Зоренька | страница 3




Это время Зоренька вспоминала с печалью. Нет, не потому, что тогда было плохо, а наоборот. Началось хорошее и интересное время. Девицы взялись за работу споро. Они вычистили конюшни, договорились со своими ухажерами о ремонте карет и саней, отдельные части которых в изобилии валялись во дворе, где-то раздобыли упряжь. Как же приятно было Зореньке, когда она, увитая цветными лентами, неслась по городским улицам, запряженная в красивую карету, внутри которой помещались какие-то важные дамы и господа! И хотя карета вскоре стала ее недостижимой мечтой (однажды Зореньке приспичило «по-большому» посреди центральной площади, после чего Зореньку больше не запрягали в карету), но ведь классно бывает проехаться и под седлом? Особенно на новых подковах, особенно по огромному парку вдоль реки, где прохладно и шумят листья? Особенно в компании других обитательниц школьной конюшни? Да, рассказывая это, дух Зореньки грустно покивал и еще раз осведомился, вкусно ли мне? Зоренька всегда хотела быть полезной людям. И осознание того, что ее мясом наслаждается некий шаман со своею женой, немного развеяло ее тоску.


Девицы кое-как зарабатывали на хлеб и овес, катая горожан в каретах и седлах. Виктор Васильевич был пьян всегда. Он смирно лежал или у себя в конторе, или на конюшне на тощей копне сена. Поднимался он только в заранее определенных конкретных случаях, когда без его вмешательства дело не обходилось. Или в школу пришли школьники проситься, чтобы их приняли на обучение верховой езде. Школьников полагалось прогнать. Или пришла налоговая инспекция. В этом случае необходимо было кричать зычным голосом, что правительство не выделяет ни копейки на существование школы и что вся эта (тут Зоренька, совершенно не стесняясь, употребила нецензурное слово, очевидно, не понимая его значения) конюшня держится исключительно на его, Виктора Васильевича, энтузиазме. Или пришел гаишник. С гаишником Виктор Васильевич долго и молчаливо выпивал, а потом звал девиц, которые в этот момент еще не уехали или уже вернулись, и принимался орать на них, призывая соблюдать на дороге какие-то правила.

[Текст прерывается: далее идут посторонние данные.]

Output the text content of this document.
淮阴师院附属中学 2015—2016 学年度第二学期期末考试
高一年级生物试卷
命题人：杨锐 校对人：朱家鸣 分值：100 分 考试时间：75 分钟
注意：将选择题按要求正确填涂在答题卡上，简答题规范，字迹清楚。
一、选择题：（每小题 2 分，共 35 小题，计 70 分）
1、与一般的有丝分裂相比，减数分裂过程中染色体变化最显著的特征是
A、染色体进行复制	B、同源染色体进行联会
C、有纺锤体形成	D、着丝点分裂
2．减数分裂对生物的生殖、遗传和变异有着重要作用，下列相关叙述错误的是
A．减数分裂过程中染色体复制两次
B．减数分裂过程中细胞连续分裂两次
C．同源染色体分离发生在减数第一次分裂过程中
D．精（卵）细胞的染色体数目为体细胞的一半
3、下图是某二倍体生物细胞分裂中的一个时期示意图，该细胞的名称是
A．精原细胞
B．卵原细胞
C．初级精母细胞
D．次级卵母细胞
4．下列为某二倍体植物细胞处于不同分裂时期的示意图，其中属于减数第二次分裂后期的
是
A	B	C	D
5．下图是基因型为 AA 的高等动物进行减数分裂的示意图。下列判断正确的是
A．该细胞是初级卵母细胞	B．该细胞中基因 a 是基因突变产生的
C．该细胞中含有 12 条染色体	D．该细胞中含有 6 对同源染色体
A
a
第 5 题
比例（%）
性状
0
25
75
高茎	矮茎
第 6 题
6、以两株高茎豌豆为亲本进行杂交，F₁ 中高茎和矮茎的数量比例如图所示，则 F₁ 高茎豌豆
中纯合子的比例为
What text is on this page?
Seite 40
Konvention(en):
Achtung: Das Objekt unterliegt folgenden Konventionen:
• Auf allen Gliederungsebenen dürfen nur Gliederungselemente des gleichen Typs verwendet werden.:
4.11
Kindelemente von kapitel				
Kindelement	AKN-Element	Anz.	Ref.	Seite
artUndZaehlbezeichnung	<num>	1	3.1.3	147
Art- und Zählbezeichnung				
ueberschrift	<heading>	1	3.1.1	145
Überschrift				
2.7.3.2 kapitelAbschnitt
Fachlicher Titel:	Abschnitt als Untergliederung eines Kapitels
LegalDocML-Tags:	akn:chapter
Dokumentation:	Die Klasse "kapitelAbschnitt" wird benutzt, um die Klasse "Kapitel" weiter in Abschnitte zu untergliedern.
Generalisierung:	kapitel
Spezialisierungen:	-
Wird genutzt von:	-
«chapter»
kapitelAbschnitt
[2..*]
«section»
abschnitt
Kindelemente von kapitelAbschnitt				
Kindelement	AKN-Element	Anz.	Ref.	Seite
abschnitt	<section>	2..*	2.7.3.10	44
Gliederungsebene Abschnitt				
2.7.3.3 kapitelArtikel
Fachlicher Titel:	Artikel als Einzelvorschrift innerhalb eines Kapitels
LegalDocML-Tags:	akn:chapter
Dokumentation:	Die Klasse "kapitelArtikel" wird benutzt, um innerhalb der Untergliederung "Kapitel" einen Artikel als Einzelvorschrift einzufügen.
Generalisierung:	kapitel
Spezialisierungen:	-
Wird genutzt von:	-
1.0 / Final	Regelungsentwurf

Впрочем, иногда Виктор Васильевич вдруг, словно по наитию, начинал обращаться со своими подчиненными девицами неожиданно нежно и ласково. Длилось это не более, чем один вечер. Вероятно, в зависимости от согласия какой-либо из девиц, руководитель проводил ночь или в конторе или опять в конюшне, предварительно обойдясь с одной-двумя лошадками совершенно неприличным образом. После чего тихое пьянство возобновлялось. И жизнь текла своим чередом.